(Cet article a été publié dans la revue Musicien éducateur au Canada, Volume 54 – Numéro 3 – Printemps 2013)
L’été dernier, j’ai eu la chance de vivre une expérience qui alliait rencontre et création. J’ai eu la chance, et le défi, de diriger de jeunes musiciens de 15 à 25 ans provenant de plusieurs pays d’Europe et des Amériques lors de la création d’une de mes œuvres.

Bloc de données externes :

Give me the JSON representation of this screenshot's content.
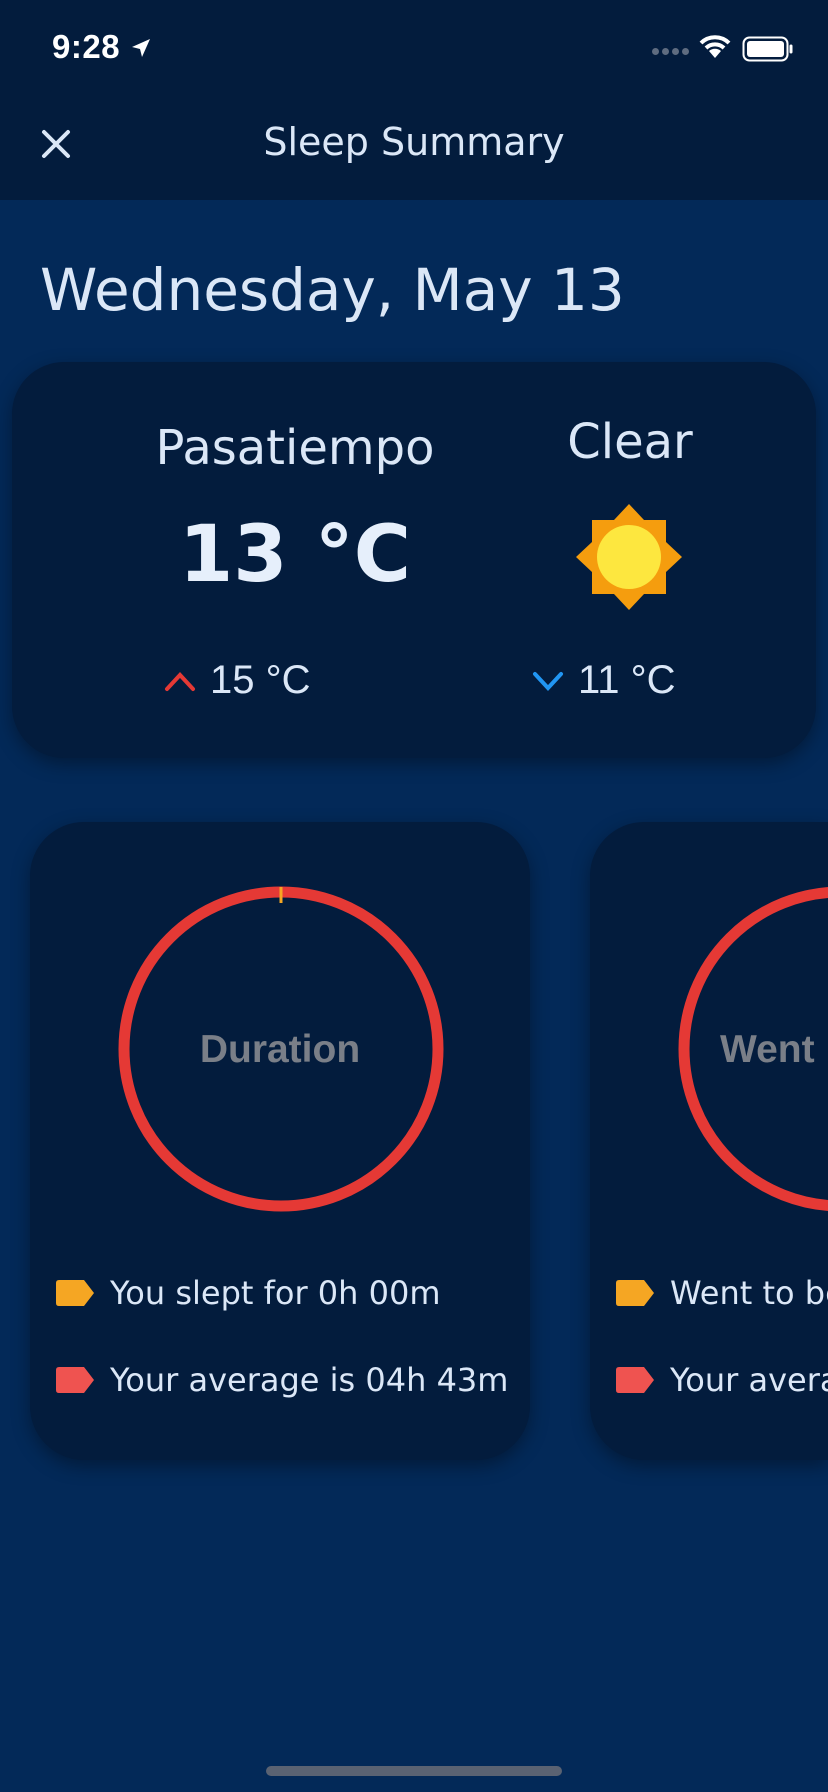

Provenant de cultures variées séparées par la barrière des langues, ils partageaient toutefois un amour véritable pour la musique et la pratique de leur instrument.
Cela se passait au Festival Eurochestries qui se tenait en Charente-Maritime en France[1]. Cette rencontre exceptionnelle mettait en présence des orchestres et ensembles de Russie, d’Espagne, de Turquie, du Brésil, du Canada (Québec) et de France[2].
Échange culturel et obligation de performance
Je connais bien la pratique dans certaines écoles, chœurs ou orchestres amateurs, alors que l’un reçoit l’autre dans son pays ou sa ville. Les participants d’un groupe mettent la main à la pâte afin d’accueillir ceux qui les ont accueillis lors de la première partie de ces échanges culturels. J’ai aussi participé à des camps musicaux qui me permettaient de jouer avec d’autres musiciens des différentes régions du pays. Ces rencontres sont enrichissantes et excitantes pour les musiciens en herbe, et pour ceux qui ont déjà une certaine expérience du métier de musicien. Elles deviennent vite une source de souvenirs, d’expériences inoubliables et de fierté.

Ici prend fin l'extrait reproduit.